“Every time history repeats itself, the price goes up,” the late, great New York gossip columnist Earl Wilson once noted.
That kernel of wisdom offers useful perspective on the actions — or, to be precise, the inactions — of Democrats who now dominate the California Legislature. They’re on the brink of replaying a political scenario from the disco era, when lethargy by an earlier generation of lawmakers about a critical public finance issue led to Proposition 13, costing government $7 billion and ushering in the modern era of political dysfunction.
Then, tone-deaf Capitol politicians dithered far too long to respond to simmering public anger about skyrocketing property taxes, which boiled over with the landslide passage of the iconic 1978 tax cut.
Now, legislative Democrats are stalling on reforms of taxpayer-financed retirement plans for public employees. At a time when state and local pension plans have hundreds of billions of dollars in unfunded liability, and when pensions increasingly are viewed as a symbol of pigs-at-trough government spending, doubts about the potency of the issue were erased in the primary election, when voters in San Diego and, more significantly, San Jose, overwhelmingly passed initiatives to curtail public pension benefits.
“The pension vote in San Jose, which is … a more liberal city than the state as a whole, is a very powerful signal that pension reform is an imperative,” said Governor Jerry Brown. “It’s really important.”
Brown’s comments are instructive, given the key role he played both in the historic 1970s clash over property taxes and today’s controversy over pensions.
Then California’s 34th governor, Brown engaged in years of bickering with the Legislature as a real estate bubble, an outmoded system of calculating property-tax bills, and a massive state surplus generated outcry from homeowners demanding relief. By the time politicians agreed on a compromise, it was far too little, too late, as voters took the matter into their own hands with the government-slashing Prop. 13.
Now the state’s 39th governor, Brown recognized public concern over pensions early, sending the Legislature a comprehensive pension-reform package in January. Because unions largely fund their campaigns, however, majority Democrats have been wary, and the governor’s plan has languished in committee.
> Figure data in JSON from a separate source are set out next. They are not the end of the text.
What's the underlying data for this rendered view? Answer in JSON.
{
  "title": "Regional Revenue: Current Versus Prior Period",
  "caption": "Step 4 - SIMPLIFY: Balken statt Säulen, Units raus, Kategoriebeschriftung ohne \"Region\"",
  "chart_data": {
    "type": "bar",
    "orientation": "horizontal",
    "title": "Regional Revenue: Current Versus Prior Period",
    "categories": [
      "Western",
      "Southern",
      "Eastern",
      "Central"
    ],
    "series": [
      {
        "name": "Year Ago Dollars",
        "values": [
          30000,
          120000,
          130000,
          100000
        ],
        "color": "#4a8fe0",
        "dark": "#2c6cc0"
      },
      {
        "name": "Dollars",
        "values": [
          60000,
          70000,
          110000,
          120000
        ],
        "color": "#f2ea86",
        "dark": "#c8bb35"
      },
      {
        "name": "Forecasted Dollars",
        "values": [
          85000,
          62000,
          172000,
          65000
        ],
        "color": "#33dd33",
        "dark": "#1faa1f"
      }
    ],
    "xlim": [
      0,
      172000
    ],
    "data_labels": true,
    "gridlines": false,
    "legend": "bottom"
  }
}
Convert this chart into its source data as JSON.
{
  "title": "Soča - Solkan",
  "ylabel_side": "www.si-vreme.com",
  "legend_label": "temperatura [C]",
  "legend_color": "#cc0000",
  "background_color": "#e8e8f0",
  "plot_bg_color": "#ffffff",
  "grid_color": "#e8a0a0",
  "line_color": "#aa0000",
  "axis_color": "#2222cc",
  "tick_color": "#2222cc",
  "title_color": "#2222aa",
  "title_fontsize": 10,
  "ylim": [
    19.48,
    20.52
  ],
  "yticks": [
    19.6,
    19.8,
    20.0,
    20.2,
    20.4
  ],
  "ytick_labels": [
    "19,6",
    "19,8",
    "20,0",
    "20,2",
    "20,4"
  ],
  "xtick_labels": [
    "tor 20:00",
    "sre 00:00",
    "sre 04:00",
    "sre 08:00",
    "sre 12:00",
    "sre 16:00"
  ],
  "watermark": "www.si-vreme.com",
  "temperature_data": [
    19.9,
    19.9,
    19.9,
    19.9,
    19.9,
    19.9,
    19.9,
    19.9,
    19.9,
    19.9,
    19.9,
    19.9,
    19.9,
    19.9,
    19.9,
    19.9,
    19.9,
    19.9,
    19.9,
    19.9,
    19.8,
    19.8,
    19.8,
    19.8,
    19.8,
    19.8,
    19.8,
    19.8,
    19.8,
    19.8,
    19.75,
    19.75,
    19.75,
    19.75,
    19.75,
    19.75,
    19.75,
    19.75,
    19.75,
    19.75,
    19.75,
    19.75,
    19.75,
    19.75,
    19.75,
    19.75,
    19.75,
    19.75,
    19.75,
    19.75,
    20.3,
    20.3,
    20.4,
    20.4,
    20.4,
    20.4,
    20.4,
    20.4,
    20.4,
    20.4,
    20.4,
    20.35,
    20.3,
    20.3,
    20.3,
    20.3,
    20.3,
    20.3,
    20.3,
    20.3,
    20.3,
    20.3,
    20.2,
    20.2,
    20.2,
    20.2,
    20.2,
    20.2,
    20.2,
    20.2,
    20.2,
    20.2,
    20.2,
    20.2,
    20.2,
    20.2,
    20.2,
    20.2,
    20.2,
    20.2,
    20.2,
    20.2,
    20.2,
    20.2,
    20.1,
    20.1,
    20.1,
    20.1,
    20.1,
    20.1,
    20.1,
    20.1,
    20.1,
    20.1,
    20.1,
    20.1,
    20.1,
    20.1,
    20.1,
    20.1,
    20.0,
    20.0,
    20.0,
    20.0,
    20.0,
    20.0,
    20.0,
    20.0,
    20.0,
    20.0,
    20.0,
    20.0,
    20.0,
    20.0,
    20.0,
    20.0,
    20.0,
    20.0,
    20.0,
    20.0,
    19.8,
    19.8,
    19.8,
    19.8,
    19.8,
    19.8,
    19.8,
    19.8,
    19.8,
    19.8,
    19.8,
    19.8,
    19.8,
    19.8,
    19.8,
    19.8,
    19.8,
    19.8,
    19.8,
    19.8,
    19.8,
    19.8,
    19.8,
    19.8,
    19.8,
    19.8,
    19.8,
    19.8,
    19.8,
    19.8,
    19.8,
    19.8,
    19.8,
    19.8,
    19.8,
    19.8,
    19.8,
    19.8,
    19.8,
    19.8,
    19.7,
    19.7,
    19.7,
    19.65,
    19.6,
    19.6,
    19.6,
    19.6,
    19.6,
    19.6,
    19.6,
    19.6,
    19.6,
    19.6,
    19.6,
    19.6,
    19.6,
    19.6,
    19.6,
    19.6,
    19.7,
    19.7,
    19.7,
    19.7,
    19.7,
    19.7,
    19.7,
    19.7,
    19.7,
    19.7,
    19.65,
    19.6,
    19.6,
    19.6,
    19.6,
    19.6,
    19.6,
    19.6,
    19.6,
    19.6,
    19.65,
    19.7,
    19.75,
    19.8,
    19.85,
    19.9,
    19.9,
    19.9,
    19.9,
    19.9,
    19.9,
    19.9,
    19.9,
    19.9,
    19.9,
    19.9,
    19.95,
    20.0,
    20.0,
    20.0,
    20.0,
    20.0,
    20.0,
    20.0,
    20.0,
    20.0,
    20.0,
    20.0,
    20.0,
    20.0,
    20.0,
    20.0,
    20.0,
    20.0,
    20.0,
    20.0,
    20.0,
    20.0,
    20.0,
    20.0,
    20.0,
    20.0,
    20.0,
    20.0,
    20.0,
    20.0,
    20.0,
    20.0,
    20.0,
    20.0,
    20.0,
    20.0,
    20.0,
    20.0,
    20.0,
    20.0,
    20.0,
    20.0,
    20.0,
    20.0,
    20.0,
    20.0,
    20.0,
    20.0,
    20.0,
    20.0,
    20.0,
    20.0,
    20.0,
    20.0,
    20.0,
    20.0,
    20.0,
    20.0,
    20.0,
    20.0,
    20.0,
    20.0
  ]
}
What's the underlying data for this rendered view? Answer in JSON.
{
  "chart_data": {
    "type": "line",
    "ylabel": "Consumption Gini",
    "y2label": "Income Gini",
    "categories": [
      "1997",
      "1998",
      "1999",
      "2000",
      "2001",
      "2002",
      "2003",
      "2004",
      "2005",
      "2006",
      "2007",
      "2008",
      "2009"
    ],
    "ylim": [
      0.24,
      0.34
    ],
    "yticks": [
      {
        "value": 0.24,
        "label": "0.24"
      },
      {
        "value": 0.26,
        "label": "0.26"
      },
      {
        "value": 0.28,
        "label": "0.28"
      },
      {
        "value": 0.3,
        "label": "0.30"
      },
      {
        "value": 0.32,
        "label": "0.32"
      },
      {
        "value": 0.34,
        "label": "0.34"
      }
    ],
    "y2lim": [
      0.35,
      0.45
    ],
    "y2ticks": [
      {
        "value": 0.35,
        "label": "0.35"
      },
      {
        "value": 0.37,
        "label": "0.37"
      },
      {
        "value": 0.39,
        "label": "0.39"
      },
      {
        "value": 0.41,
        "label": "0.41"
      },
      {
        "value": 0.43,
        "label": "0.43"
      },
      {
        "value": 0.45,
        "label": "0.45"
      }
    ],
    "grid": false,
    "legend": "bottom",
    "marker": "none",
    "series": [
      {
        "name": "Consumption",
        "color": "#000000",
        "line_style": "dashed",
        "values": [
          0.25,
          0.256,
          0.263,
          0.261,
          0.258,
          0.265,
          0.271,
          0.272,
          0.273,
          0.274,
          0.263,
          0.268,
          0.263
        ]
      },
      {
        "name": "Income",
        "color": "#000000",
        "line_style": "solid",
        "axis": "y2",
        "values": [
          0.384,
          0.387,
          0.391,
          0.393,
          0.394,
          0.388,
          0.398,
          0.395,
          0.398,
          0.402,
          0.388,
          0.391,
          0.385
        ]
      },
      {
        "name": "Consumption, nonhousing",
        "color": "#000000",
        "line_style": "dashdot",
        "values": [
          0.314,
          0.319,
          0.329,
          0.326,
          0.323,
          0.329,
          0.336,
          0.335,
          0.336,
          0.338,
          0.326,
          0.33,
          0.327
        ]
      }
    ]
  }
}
Democratic leaders now say they’ll address the matter in August, after their summer recess.
By then it could be too late.
Republicans and anti-tax groups have begun campaigning against the $8-billion tax-increase initiative that Brown has placed on the ballot, charging that Democrats are grabbing for money while refusing to rein in spending; not surprisingly, pensions are a primary talking point.
“California government desperately needs real pension reform and spending reform,” said Joel Fox, a leader of the group against Brown’s tax plan. “Taxpayers cannot be relied upon to bail out the too-generous offerings politicians have handed out to public employees in health and pension benefits while the taxpayers struggle to support their own health care and retirement funds.”
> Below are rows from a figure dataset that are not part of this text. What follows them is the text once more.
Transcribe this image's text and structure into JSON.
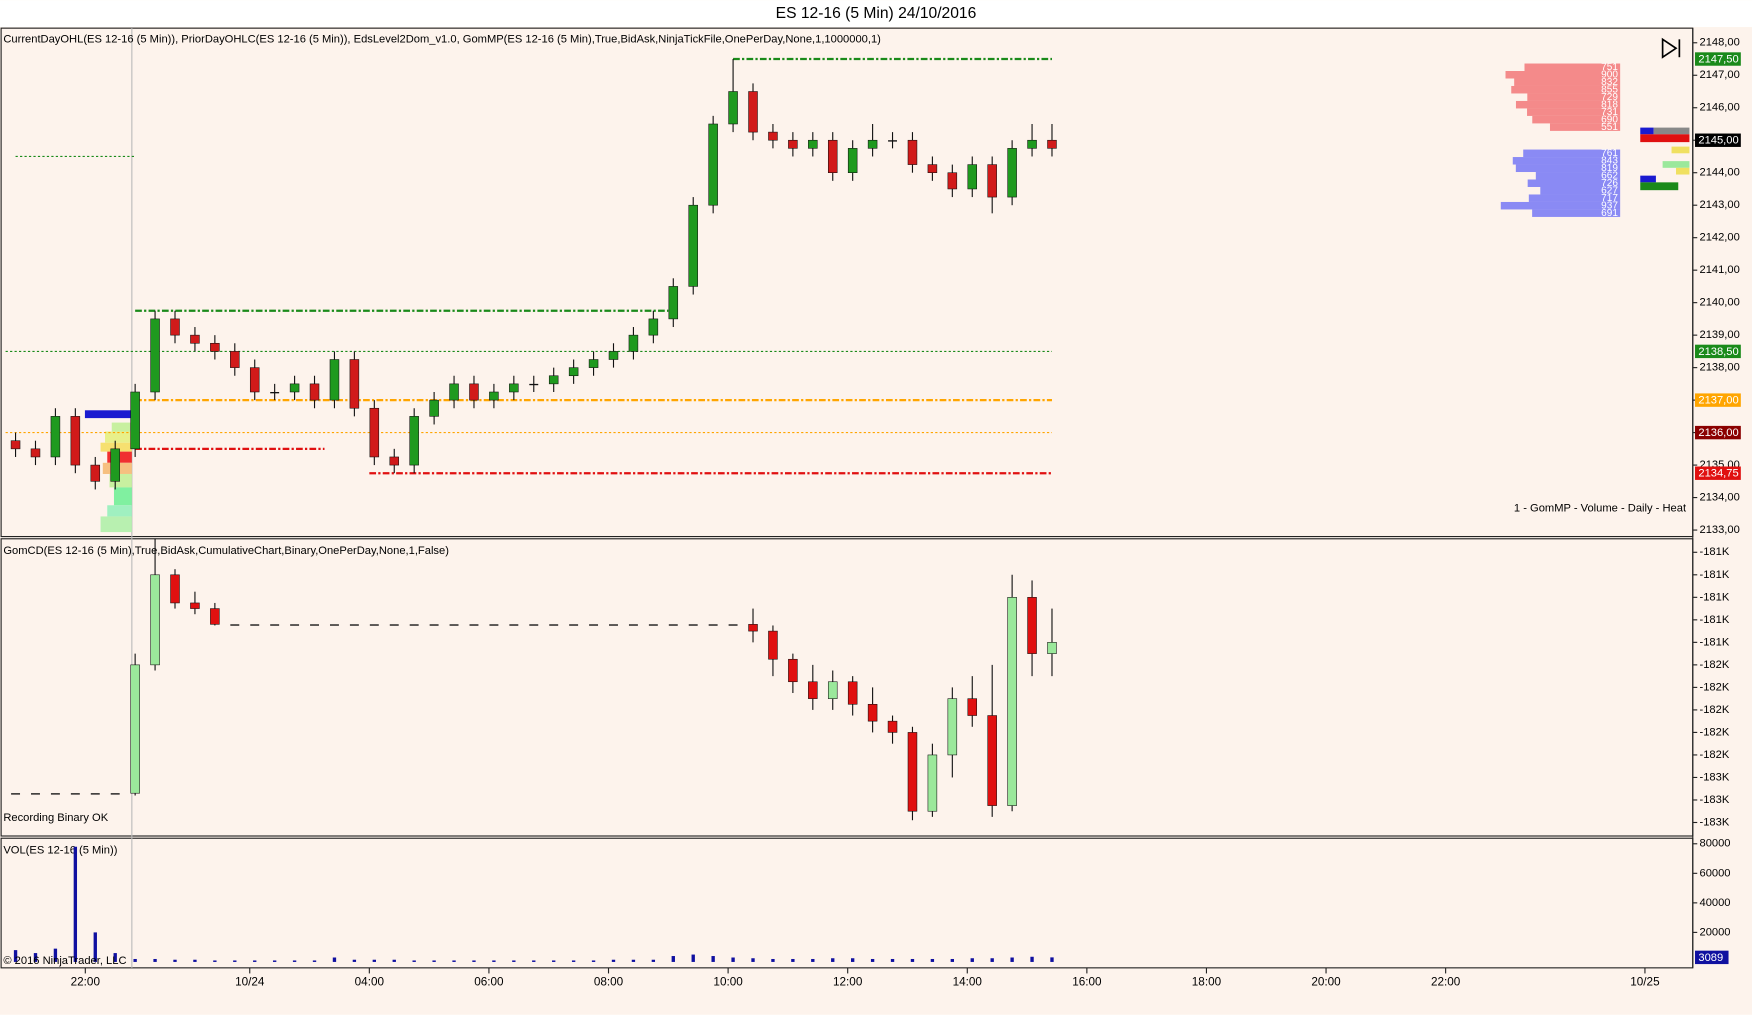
{
  "title": "ES 12-16 (5 Min)  24/10/2016",
  "footer": "© 2016 NinjaTrader, LLC",
  "chart_data": [
    {
      "type": "candlestick",
      "title": "CurrentDayOHL(ES 12-16 (5 Min)), PriorDayOHLC(ES 12-16 (5 Min)), EdsLevel2Dom_v1.0, GomMP(ES 12-16 (5 Min),True,BidAsk,NinjaTickFile,OnePerDay,None,1,1000000,1)",
      "annotation": "1 - GomMP - Volume - Daily - Heat",
      "up_color": "#1f9a1f",
      "down_color": "#d11a1a",
      "x": [
        2,
        6,
        10,
        14,
        18,
        22,
        26,
        30,
        34,
        38,
        42,
        46,
        50,
        54,
        58,
        62,
        66,
        70,
        74,
        78,
        82,
        86,
        90,
        94,
        98,
        102,
        106,
        110,
        114,
        118,
        122,
        126,
        130,
        134,
        138,
        142,
        146,
        150,
        154,
        158,
        162,
        166,
        170,
        174,
        178,
        182,
        186,
        190,
        194,
        198,
        202,
        206,
        210
      ],
      "open": [
        2135.75,
        2135.5,
        2135.25,
        2136.5,
        2135,
        2134.5,
        2135.5,
        2137.25,
        2139.5,
        2139,
        2138.75,
        2138.5,
        2138,
        2137.25,
        2137.25,
        2137.5,
        2137,
        2138.25,
        2136.75,
        2135.25,
        2135,
        2136.5,
        2137,
        2137.5,
        2137,
        2137.25,
        2137.5,
        2137.5,
        2137.75,
        2138,
        2138.25,
        2138.5,
        2139,
        2139.5,
        2140.5,
        2143,
        2145.5,
        2146.5,
        2145.25,
        2145,
        2144.75,
        2145,
        2144,
        2144.75,
        2145,
        2145,
        2144.25,
        2144,
        2143.5,
        2144.25,
        2143.25,
        2144.75,
        2145
      ],
      "high": [
        2136,
        2135.75,
        2136.75,
        2136.75,
        2135.25,
        2135.75,
        2137.5,
        2139.75,
        2139.75,
        2139.25,
        2139,
        2138.75,
        2138.25,
        2137.5,
        2137.75,
        2137.75,
        2138.5,
        2138.5,
        2137,
        2135.5,
        2136.75,
        2137.25,
        2137.75,
        2137.75,
        2137.5,
        2137.75,
        2137.75,
        2138,
        2138.25,
        2138.5,
        2138.75,
        2139.25,
        2139.75,
        2140.75,
        2143.25,
        2145.75,
        2147.5,
        2146.75,
        2145.5,
        2145.25,
        2145.25,
        2145.25,
        2145,
        2145.5,
        2145.25,
        2145.25,
        2144.5,
        2144.25,
        2144.5,
        2144.5,
        2145,
        2145.5,
        2145.5
      ],
      "low": [
        2135.25,
        2135,
        2135,
        2134.75,
        2134.25,
        2134.25,
        2135.25,
        2137,
        2138.75,
        2138.5,
        2138.25,
        2137.75,
        2137,
        2137,
        2137,
        2136.75,
        2136.75,
        2136.5,
        2135,
        2134.75,
        2134.75,
        2136.25,
        2136.75,
        2136.75,
        2136.75,
        2137,
        2137.25,
        2137.25,
        2137.5,
        2137.75,
        2138,
        2138.25,
        2138.75,
        2139.25,
        2140.25,
        2142.75,
        2145.25,
        2145,
        2144.75,
        2144.5,
        2144.5,
        2143.75,
        2143.75,
        2144.5,
        2144.75,
        2144,
        2143.75,
        2143.25,
        2143.25,
        2142.75,
        2143,
        2144.5,
        2144.5
      ],
      "close": [
        2135.5,
        2135.25,
        2136.5,
        2135,
        2134.5,
        2135.5,
        2137.25,
        2139.5,
        2139,
        2138.75,
        2138.5,
        2138,
        2137.25,
        2137.25,
        2137.5,
        2137,
        2138.25,
        2136.75,
        2135.25,
        2135,
        2136.5,
        2137,
        2137.5,
        2137,
        2137.25,
        2137.5,
        2137.5,
        2137.75,
        2138,
        2138.25,
        2138.5,
        2139,
        2139.5,
        2140.5,
        2143,
        2145.5,
        2146.5,
        2145.25,
        2145,
        2144.75,
        2145,
        2144,
        2144.75,
        2145,
        2145,
        2144.25,
        2144,
        2143.5,
        2144.25,
        2143.25,
        2144.75,
        2145,
        2144.75
      ],
      "ylim": [
        2132.8,
        2148.45
      ],
      "yticks": [
        {
          "value": 2133,
          "label": "2133,00"
        },
        {
          "value": 2134,
          "label": "2134,00"
        },
        {
          "value": 2135,
          "label": "2135,00"
        },
        {
          "value": 2136,
          "label": "2136,00"
        },
        {
          "value": 2137,
          "label": "2137,00"
        },
        {
          "value": 2138,
          "label": "2138,00"
        },
        {
          "value": 2139,
          "label": "2139,00"
        },
        {
          "value": 2140,
          "label": "2140,00"
        },
        {
          "value": 2141,
          "label": "2141,00"
        },
        {
          "value": 2142,
          "label": "2142,00"
        },
        {
          "value": 2143,
          "label": "2143,00"
        },
        {
          "value": 2144,
          "label": "2144,00"
        },
        {
          "value": 2145,
          "label": "2145,00"
        },
        {
          "value": 2146,
          "label": "2146,00"
        },
        {
          "value": 2147,
          "label": "2147,00"
        },
        {
          "value": 2148,
          "label": "2148,00"
        }
      ],
      "levels": [
        {
          "value": 2147.5,
          "label": "2147,50",
          "color": "#1a8a1a",
          "tag_color": "#1a8a1a",
          "x": [
            146,
            210
          ],
          "style": "dashdot"
        },
        {
          "value": 2145,
          "label": "2145,00",
          "tag_color": "#000000"
        },
        {
          "value": 2144.5,
          "color": "#1a8a1a",
          "x": [
            2,
            26
          ],
          "style": "dot"
        },
        {
          "value": 2139.75,
          "color": "#1a8a1a",
          "x": [
            26,
            133
          ],
          "style": "dashdot"
        },
        {
          "value": 2138.5,
          "label": "2138,50",
          "color": "#1a8a1a",
          "tag_color": "#1a8a1a",
          "x": [
            0,
            210
          ],
          "style": "dot"
        },
        {
          "value": 2137,
          "label": "2137,00",
          "color": "#ffa500",
          "tag_color": "#ffa500",
          "x": [
            26,
            210
          ],
          "style": "dashdot"
        },
        {
          "value": 2136,
          "label": "2136,00",
          "color": "#ffa500",
          "tag_color": "#8b0000",
          "x": [
            0,
            210
          ],
          "style": "dot"
        },
        {
          "value": 2135.5,
          "color": "#e01010",
          "x": [
            26,
            64
          ],
          "style": "dashdot"
        },
        {
          "value": 2134.75,
          "label": "2134,75",
          "color": "#e01010",
          "tag_color": "#e01010",
          "x": [
            73,
            210
          ],
          "style": "dashdot"
        }
      ],
      "dom": {
        "ask_color": "#f48a8a",
        "bid_color": "#8a8af4",
        "asks": [
          751,
          900,
          832,
          855,
          729,
          818,
          731,
          690,
          551
        ],
        "bids": [
          761,
          843,
          819,
          662,
          726,
          627,
          717,
          937,
          691
        ]
      }
    },
    {
      "type": "candlestick",
      "title": "GomCD(ES 12-16 (5 Min),True,BidAsk,CumulativeChart,Binary,OnePerDay,None,1,False)",
      "annotation": "Recording Binary OK",
      "up_color": "#9be89b",
      "down_color": "#e01010",
      "x": [
        2,
        6,
        10,
        14,
        18,
        22,
        26,
        30,
        34,
        38,
        42,
        46,
        50,
        54,
        58,
        62,
        66,
        70,
        74,
        78,
        82,
        86,
        90,
        94,
        98,
        102,
        106,
        110,
        114,
        118,
        122,
        126,
        130,
        134,
        138,
        142,
        146,
        150,
        154,
        158,
        162,
        166,
        170,
        174,
        178,
        182,
        186,
        190,
        194,
        198,
        202,
        206,
        210
      ],
      "open": [
        -182740,
        -182740,
        -182740,
        -182740,
        -182740,
        -182740,
        -182740,
        -181600,
        -180800,
        -181050,
        -181100,
        -181240,
        -181240,
        -181240,
        -181240,
        -181240,
        -181240,
        -181240,
        -181240,
        -181240,
        -181240,
        -181240,
        -181240,
        -181240,
        -181240,
        -181240,
        -181240,
        -181240,
        -181240,
        -181240,
        -181240,
        -181240,
        -181240,
        -181240,
        -181240,
        -181240,
        -181240,
        -181240,
        -181300,
        -181550,
        -181750,
        -181900,
        -181750,
        -181950,
        -182100,
        -182200,
        -182900,
        -182400,
        -181900,
        -182050,
        -182850,
        -181000,
        -181500
      ],
      "high": [
        -182740,
        -182740,
        -182740,
        -182740,
        -182740,
        -182740,
        -181500,
        -180480,
        -180750,
        -180950,
        -181050,
        -181240,
        -181240,
        -181240,
        -181240,
        -181240,
        -181240,
        -181240,
        -181240,
        -181240,
        -181240,
        -181240,
        -181240,
        -181240,
        -181240,
        -181240,
        -181240,
        -181240,
        -181240,
        -181240,
        -181240,
        -181240,
        -181240,
        -181240,
        -181240,
        -181240,
        -181240,
        -181100,
        -181250,
        -181500,
        -181600,
        -181650,
        -181700,
        -181800,
        -182050,
        -182150,
        -182300,
        -181800,
        -181700,
        -181600,
        -180800,
        -180850,
        -181100
      ],
      "low": [
        -182740,
        -182740,
        -182740,
        -182740,
        -182740,
        -182740,
        -182760,
        -181650,
        -181100,
        -181150,
        -181250,
        -181240,
        -181240,
        -181240,
        -181240,
        -181240,
        -181240,
        -181240,
        -181240,
        -181240,
        -181240,
        -181240,
        -181240,
        -181240,
        -181240,
        -181240,
        -181240,
        -181240,
        -181240,
        -181240,
        -181240,
        -181240,
        -181240,
        -181240,
        -181240,
        -181240,
        -181240,
        -181400,
        -181700,
        -181850,
        -182000,
        -182000,
        -182050,
        -182200,
        -182300,
        -182980,
        -182950,
        -182600,
        -182150,
        -182950,
        -182900,
        -181700,
        -181700
      ],
      "close": [
        -182740,
        -182740,
        -182740,
        -182740,
        -182740,
        -182740,
        -181600,
        -180800,
        -181050,
        -181100,
        -181240,
        -181240,
        -181240,
        -181240,
        -181240,
        -181240,
        -181240,
        -181240,
        -181240,
        -181240,
        -181240,
        -181240,
        -181240,
        -181240,
        -181240,
        -181240,
        -181240,
        -181240,
        -181240,
        -181240,
        -181240,
        -181240,
        -181240,
        -181240,
        -181240,
        -181240,
        -181240,
        -181300,
        -181550,
        -181750,
        -181900,
        -181750,
        -181950,
        -182100,
        -182200,
        -182900,
        -182400,
        -181900,
        -182050,
        -182850,
        -181000,
        -181500,
        -181400
      ],
      "ylim": [
        -183120,
        -180490
      ],
      "yticks": [
        {
          "value": -180600,
          "label": "-181K"
        },
        {
          "value": -180800,
          "label": "-181K"
        },
        {
          "value": -181000,
          "label": "-181K"
        },
        {
          "value": -181200,
          "label": "-181K"
        },
        {
          "value": -181400,
          "label": "-181K"
        },
        {
          "value": -181600,
          "label": "-182K"
        },
        {
          "value": -181800,
          "label": "-182K"
        },
        {
          "value": -182000,
          "label": "-182K"
        },
        {
          "value": -182200,
          "label": "-182K"
        },
        {
          "value": -182400,
          "label": "-182K"
        },
        {
          "value": -182600,
          "label": "-183K"
        },
        {
          "value": -182800,
          "label": "-183K"
        },
        {
          "value": -183000,
          "label": "-183K"
        }
      ]
    },
    {
      "type": "bar",
      "title": "VOL(ES 12-16 (5 Min))",
      "color": "#1010a0",
      "x": [
        2,
        6,
        10,
        14,
        18,
        22,
        26,
        30,
        34,
        38,
        42,
        46,
        50,
        54,
        58,
        62,
        66,
        70,
        74,
        78,
        82,
        86,
        90,
        94,
        98,
        102,
        106,
        110,
        114,
        118,
        122,
        126,
        130,
        134,
        138,
        142,
        146,
        150,
        154,
        158,
        162,
        166,
        170,
        174,
        178,
        182,
        186,
        190,
        194,
        198,
        202,
        206,
        210
      ],
      "values": [
        8000,
        6000,
        9000,
        78000,
        20000,
        6000,
        2000,
        2000,
        1500,
        1500,
        1000,
        1000,
        1000,
        1000,
        1000,
        1000,
        3000,
        1500,
        1500,
        1500,
        1000,
        1000,
        1000,
        1000,
        1000,
        1000,
        1000,
        1000,
        1000,
        1000,
        1500,
        1500,
        1500,
        4000,
        5000,
        4000,
        3000,
        2500,
        2000,
        2000,
        2000,
        2500,
        2500,
        2000,
        2000,
        2000,
        2000,
        2000,
        2500,
        2500,
        3000,
        3500,
        3089
      ],
      "ylim": [
        -4000,
        83000
      ],
      "yticks": [
        20000,
        40000,
        60000,
        80000
      ],
      "xlim": [
        0,
        338.6
      ],
      "xticks": [
        {
          "value": 16,
          "label": "22:00"
        },
        {
          "value": 49,
          "label": "10/24"
        },
        {
          "value": 73,
          "label": "04:00"
        },
        {
          "value": 97,
          "label": "06:00"
        },
        {
          "value": 121,
          "label": "08:00"
        },
        {
          "value": 145,
          "label": "10:00"
        },
        {
          "value": 169,
          "label": "12:00"
        },
        {
          "value": 193,
          "label": "14:00"
        },
        {
          "value": 217,
          "label": "16:00"
        },
        {
          "value": 241,
          "label": "18:00"
        },
        {
          "value": 265,
          "label": "20:00"
        },
        {
          "value": 289,
          "label": "22:00"
        },
        {
          "value": 329,
          "label": "10/25"
        }
      ]
    }
  ]
}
If voters turn down his tax increase, Brown says, the state must make huge reductions in services, from parks to public schools, which would be hit with at least $2 billion in additional cutbacks.
Polling suggests that a failure to pass pension reform would fuel the Republican argument against the tax hike.
In a Public Policy Institute of California December survey, more than eight in 10 Californians said the cost of public pensions is a major problem (44 percent) or somewhat of a problem (39 percent); that view has grown steadily since 2005, when just 31 percent said the pension costs were a serious issue.
And large majorities favor reforms proposed by Brown: Seven in 10 said the state should change the current defined benefit system to a cheaper 401(k) plan; eight in 10 said employees should increase their pension contributions; and six in 10 support basing pension benefits on an average of compensation during employees’ service rather than on the highest annual salary they earned.
As a policy matter, there is disagreement about the long-range importance of pension costs to the financial stability of public finances. As a political matter, however, it is clear that failure to act on pensions will make it more difficult for Brown to counter conservative arguments and convince voters to raise their own taxes.
“Passing tax increases without first achieving serious reforms,” said anti-tax advocate Fox, “means we likely will be looking at more of the former and none of the latter.”